In this blog, we’ll walk through some of the journey that we see team’s travelling, discussing some of the key pain points of manual testing approaches and how you can embrace the power of Databricks through the structure of native metadata driven framework; demonstrate the flexibility this approach offers and the range of data quality tests that can be harnessed. Ultimately, enabling technical teams to focus on adding more value to organisations rather than putting fires out and empowering stakeholders with trusted data.  

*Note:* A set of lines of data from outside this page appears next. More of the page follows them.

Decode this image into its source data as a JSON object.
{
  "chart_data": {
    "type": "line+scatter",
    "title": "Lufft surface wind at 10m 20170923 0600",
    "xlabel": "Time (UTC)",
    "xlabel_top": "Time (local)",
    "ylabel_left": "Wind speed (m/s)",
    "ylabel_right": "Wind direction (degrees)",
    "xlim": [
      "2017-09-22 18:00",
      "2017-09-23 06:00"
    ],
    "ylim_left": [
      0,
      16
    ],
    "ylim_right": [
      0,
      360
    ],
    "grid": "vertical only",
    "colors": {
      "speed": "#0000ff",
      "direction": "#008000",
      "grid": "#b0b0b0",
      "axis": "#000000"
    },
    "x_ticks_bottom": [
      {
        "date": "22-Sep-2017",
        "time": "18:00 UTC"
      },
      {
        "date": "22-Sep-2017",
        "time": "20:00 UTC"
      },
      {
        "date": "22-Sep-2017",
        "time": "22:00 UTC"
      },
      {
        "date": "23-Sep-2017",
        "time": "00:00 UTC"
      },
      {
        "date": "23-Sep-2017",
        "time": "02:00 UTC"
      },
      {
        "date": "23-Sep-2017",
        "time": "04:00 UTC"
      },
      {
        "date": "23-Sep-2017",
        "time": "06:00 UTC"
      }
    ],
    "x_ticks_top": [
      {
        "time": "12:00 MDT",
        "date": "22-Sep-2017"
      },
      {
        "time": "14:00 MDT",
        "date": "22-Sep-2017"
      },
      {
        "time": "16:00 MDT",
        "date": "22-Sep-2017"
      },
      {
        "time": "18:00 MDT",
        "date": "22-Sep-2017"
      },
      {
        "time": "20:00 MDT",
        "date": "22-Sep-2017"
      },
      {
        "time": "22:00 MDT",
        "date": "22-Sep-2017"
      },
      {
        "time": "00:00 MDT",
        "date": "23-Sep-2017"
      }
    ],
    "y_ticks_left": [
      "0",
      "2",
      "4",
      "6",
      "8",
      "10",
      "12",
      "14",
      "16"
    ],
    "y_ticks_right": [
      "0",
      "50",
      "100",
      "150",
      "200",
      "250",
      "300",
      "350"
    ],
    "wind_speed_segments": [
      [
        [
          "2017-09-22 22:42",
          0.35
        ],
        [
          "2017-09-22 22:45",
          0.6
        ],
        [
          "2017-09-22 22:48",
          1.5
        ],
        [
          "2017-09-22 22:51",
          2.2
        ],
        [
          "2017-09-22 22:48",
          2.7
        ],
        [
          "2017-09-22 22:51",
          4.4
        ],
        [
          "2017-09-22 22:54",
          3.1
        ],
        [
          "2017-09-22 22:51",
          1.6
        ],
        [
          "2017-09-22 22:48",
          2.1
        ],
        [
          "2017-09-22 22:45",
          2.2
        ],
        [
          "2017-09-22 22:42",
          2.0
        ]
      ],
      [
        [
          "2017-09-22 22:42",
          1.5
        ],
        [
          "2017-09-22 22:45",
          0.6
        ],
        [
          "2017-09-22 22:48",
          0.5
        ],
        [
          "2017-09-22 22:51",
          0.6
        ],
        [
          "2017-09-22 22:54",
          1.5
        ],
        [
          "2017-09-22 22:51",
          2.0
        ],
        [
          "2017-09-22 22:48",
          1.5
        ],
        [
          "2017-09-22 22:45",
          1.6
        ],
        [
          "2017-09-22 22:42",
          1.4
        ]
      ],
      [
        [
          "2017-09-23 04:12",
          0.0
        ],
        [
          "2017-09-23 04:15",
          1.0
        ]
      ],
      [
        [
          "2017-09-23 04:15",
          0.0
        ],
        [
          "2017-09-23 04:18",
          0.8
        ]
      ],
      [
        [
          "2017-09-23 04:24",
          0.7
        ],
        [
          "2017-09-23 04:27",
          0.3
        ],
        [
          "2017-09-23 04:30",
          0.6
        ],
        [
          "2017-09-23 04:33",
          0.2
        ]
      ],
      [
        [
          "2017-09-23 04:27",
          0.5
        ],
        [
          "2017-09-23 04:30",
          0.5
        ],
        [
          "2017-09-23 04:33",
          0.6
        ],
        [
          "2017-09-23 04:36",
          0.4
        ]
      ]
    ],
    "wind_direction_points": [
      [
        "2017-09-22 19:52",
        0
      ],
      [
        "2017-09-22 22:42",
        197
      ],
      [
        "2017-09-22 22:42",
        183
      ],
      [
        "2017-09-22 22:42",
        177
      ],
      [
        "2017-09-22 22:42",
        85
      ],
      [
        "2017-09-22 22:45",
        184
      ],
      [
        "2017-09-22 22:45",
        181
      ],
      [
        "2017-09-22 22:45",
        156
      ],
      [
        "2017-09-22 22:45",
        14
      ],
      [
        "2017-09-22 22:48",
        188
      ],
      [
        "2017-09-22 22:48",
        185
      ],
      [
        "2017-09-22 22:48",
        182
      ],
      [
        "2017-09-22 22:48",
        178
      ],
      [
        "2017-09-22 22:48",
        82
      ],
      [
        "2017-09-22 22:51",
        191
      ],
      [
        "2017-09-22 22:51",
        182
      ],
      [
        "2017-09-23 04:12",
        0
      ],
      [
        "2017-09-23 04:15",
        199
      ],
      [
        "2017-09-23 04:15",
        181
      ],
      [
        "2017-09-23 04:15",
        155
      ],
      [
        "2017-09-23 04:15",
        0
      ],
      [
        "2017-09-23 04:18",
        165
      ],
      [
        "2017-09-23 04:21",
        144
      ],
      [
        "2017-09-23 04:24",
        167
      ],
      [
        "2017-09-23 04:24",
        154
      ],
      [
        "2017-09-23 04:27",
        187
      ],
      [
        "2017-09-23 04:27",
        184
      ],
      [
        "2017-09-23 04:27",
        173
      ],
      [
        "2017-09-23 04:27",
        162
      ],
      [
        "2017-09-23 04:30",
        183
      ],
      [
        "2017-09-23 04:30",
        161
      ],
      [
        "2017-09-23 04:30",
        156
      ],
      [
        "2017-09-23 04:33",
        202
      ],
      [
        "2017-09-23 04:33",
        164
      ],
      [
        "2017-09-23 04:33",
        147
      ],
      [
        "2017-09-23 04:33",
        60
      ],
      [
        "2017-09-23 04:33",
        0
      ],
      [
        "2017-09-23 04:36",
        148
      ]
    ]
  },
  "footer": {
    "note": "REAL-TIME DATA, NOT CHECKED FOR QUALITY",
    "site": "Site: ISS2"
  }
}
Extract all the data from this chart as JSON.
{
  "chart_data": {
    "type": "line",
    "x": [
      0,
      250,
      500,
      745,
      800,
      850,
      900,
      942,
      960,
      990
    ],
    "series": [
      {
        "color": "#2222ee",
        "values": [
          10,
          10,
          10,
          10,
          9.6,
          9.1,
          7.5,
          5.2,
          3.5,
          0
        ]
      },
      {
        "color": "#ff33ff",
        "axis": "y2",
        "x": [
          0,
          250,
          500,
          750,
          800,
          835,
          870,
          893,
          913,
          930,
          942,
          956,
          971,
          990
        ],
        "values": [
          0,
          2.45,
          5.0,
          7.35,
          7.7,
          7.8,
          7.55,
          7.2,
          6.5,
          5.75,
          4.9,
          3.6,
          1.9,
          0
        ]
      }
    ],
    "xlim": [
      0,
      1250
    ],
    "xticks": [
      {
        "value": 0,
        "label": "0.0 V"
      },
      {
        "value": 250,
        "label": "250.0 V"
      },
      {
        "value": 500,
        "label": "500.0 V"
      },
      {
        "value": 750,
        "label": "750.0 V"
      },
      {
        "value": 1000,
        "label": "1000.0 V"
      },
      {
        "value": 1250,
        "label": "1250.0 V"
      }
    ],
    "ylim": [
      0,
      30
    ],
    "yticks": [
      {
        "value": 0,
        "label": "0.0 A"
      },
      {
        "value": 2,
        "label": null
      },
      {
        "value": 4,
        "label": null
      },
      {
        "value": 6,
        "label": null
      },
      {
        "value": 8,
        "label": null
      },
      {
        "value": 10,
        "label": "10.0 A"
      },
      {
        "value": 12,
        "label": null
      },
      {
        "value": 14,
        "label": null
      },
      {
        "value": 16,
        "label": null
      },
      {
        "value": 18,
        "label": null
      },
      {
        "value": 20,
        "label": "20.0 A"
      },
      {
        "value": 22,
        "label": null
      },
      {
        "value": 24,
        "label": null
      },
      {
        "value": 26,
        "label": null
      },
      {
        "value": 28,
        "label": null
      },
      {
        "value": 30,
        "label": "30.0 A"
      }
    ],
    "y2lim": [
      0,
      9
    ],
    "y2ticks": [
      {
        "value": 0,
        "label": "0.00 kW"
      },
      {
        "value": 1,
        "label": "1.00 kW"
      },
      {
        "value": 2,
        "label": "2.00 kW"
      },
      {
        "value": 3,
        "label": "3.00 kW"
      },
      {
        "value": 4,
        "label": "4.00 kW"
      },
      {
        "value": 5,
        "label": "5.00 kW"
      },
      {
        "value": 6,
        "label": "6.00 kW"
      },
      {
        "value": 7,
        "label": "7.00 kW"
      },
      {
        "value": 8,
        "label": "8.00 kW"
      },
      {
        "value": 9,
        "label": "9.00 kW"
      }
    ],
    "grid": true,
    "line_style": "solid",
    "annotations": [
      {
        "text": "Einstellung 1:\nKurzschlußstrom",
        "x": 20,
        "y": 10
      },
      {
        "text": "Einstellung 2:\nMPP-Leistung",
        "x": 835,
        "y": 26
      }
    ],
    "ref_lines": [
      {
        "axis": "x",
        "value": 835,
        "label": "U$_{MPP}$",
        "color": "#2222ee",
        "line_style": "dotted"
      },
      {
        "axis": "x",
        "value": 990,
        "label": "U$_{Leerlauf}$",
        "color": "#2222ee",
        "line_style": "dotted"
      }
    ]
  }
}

The pain point of manual testing

Manual testing has been the cornerstone of data quality assessments in recent years, however, it does come with limitations – let’s dig into some of them and why it’s time to consider a more comprehensive approach to data quality assessment. 

Comprehensive Coverage

The immediate roadblock that most manual tests encounter is being unable to test datasets completely and ending up with limited test coverage. This can be fine when identifying large scale issues, for example invalid type casting, which would affect the majority of rows in the dataset. However, having limited test coverage will often fail to identify edge cases in data quality issues, such as failed conversions of uncommon specific date/time values or data truncation of floating point numbers . Additionally when working with unreliable datasets with data quality issues in the source data (e.g. typos), limited test coverage just does not give you assurances that your data is clean. 

Custom Notebooks and Ad-Hoc Testing 

Suppose that you write tests in a notebook to automate their execution and achieve full coverage. While this brings you one step closer to your desired outcome, you would still need to address the remaining limitations that this introduces.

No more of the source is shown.